If you wish to establish a legal point for the benefit of your fellow
consumers, test it in the Small Claims Court. A court ruling in your favour
will have a far greater effect on the way in which ISPs behave in future
than will constant whinging from one individual in a newsgroup.
--
Cheers,
Tim
______
Please reply to newsgroup. Reply address is invalid.


  #3  
Old September 1st 04, 06:51 AM posted to uk.telecom.broadband,alt.internet.providers.uk
Paul C. Dickie
external usenet poster
 
Posts: 1
Default Plusnet; an example maybe, but a change to service levels is needed?

In article , Tiscali Tim
writes
I believe that PlusNet are a reasonable outfit


Do you also believe in fairies?

--
Paul
  #4  
Old September 1st 04, 12:02 PM posted to uk.telecom.broadband,alt.internet.providers.uk
Tiscali Tim
external usenet poster
 
Posts: 755
Default Plusnet; an example maybe, but a change to service levels is needed?

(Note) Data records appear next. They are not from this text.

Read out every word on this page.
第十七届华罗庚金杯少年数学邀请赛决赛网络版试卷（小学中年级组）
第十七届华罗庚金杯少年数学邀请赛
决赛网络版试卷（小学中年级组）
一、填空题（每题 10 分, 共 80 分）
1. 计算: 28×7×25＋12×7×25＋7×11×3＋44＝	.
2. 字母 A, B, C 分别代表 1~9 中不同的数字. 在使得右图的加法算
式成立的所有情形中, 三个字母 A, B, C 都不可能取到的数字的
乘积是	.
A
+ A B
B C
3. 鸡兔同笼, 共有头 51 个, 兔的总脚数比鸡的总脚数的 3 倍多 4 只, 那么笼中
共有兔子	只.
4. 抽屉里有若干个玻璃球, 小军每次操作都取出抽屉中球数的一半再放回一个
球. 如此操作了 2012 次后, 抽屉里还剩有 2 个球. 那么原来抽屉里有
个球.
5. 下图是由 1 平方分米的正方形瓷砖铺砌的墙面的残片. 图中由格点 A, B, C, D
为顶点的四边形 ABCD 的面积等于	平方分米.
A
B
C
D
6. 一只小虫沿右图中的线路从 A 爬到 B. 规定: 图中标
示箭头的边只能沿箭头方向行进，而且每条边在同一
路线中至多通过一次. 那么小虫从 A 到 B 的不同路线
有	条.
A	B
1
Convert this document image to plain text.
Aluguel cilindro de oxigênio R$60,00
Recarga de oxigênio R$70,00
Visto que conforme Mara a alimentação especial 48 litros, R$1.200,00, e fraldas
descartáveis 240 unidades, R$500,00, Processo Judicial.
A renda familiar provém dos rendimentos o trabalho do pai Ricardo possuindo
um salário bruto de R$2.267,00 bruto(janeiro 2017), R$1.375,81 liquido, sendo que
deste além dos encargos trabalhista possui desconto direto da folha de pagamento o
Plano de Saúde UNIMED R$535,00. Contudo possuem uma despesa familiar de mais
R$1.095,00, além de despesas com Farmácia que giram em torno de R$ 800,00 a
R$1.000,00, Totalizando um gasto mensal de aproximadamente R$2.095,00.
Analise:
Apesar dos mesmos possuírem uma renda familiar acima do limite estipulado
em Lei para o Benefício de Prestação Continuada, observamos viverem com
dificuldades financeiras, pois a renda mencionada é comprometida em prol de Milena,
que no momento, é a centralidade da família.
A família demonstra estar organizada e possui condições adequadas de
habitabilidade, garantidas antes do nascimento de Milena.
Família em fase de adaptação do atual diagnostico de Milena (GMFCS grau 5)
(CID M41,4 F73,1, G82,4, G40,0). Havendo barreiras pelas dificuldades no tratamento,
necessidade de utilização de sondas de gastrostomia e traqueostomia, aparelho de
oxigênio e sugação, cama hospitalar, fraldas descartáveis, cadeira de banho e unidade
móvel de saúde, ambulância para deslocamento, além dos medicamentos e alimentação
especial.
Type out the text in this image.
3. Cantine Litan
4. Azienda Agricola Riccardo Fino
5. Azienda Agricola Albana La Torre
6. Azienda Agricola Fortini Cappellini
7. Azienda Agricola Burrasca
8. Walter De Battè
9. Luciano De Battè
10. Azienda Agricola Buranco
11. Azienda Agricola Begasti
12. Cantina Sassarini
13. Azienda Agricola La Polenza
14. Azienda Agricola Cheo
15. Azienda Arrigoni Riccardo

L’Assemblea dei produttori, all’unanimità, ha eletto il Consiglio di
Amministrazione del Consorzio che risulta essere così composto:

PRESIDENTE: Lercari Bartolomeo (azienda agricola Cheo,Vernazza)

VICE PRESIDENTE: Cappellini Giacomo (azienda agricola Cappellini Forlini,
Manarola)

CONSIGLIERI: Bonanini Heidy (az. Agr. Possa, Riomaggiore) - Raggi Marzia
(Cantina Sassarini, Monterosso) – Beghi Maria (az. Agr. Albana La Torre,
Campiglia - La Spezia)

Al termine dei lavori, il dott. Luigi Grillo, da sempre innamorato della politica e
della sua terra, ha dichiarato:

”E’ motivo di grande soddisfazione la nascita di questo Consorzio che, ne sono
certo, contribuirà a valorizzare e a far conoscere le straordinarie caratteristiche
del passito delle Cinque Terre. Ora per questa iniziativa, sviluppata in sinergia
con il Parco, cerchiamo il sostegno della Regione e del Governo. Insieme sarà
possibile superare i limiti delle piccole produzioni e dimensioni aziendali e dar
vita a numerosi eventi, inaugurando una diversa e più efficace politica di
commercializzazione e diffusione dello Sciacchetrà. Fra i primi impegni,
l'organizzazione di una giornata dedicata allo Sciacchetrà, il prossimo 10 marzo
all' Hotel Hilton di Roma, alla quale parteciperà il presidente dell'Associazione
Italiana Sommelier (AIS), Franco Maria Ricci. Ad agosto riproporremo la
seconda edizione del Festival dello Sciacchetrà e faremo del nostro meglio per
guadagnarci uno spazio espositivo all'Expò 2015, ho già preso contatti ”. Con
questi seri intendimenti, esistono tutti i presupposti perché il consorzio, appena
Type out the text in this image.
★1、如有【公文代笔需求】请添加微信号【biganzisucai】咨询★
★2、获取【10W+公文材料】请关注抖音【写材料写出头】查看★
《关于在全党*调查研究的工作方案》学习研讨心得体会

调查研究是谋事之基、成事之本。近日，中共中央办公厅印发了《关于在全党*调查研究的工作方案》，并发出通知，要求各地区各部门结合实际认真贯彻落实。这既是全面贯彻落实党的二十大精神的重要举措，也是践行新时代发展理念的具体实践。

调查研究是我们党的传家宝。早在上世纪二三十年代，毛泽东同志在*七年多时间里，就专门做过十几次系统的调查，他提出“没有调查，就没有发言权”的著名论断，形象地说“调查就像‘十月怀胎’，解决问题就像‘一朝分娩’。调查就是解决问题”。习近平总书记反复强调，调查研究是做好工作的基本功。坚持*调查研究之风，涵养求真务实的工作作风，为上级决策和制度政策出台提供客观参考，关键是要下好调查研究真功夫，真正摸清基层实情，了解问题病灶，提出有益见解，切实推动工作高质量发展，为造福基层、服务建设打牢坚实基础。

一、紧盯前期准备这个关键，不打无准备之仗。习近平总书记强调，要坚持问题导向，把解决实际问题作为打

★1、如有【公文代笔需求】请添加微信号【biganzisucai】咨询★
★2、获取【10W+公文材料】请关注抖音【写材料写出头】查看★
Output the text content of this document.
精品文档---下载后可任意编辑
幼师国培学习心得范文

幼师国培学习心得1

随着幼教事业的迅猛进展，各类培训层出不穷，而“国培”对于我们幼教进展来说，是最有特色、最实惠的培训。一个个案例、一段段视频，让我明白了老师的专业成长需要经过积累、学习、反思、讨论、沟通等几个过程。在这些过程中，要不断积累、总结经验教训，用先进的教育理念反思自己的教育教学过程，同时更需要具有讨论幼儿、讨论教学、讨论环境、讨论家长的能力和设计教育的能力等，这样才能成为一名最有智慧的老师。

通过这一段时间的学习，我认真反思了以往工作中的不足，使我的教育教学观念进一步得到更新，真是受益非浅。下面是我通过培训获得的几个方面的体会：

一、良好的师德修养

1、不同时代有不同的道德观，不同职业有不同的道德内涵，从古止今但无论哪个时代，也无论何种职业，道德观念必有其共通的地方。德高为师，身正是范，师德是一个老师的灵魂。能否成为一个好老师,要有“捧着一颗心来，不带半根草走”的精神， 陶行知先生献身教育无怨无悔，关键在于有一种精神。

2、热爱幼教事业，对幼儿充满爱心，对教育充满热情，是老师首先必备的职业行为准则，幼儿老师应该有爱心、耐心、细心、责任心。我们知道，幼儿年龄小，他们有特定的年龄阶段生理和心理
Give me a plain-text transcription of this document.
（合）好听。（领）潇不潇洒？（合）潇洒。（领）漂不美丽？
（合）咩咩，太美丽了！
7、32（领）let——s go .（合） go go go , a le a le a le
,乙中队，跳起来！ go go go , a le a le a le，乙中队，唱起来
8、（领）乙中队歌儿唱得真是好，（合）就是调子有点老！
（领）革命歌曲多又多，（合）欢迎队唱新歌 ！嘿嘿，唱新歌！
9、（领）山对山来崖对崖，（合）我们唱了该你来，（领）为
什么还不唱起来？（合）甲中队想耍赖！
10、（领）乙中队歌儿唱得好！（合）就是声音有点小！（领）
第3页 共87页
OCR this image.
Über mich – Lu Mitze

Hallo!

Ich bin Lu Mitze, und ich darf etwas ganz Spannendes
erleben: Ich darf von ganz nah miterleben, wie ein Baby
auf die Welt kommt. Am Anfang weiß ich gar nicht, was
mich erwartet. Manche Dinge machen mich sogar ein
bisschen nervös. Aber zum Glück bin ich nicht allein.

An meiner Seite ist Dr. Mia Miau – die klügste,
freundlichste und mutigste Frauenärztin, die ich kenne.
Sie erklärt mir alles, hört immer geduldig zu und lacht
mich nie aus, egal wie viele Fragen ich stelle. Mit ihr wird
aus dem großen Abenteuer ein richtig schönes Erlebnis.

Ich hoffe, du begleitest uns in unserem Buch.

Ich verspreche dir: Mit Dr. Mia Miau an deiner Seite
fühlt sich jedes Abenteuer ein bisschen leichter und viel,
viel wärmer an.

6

In an earlier contribution to this discussion,
Paul C. Dickie wrote:

In article , Tiscali Tim
writes
I believe that PlusNet are a reasonable outfit


Do you also believe in fairies?


Of course!g

Seriously though, what I meant was that - as a BB ISP - PlusNet are no worse
than any of the others, and better than many. "Reasonable" is not synonymous
with "perfect"!
--
Cheers,
Tim
______
Please reply to newsgroup. Reply address is invalid.


  #5  
Old September 1st 04, 12:39 PM posted to uk.telecom.broadband,alt.internet.providers.uk
poster
external usenet poster
 
Posts: 1,542
Default Plusnet; an example maybe, but a change to service levels is needed?

On 1 Sep 2004, in alt.internet.providers.uk, "Tiscali Tim" wrote:

"Reasonable" is not synonymous with "perfect"!


True. They certainly try to help customers in as friendly a manner as
they can, but there is always room for improvement and their staff are
willing to acknowledge that, unlike some who assume they are perfect!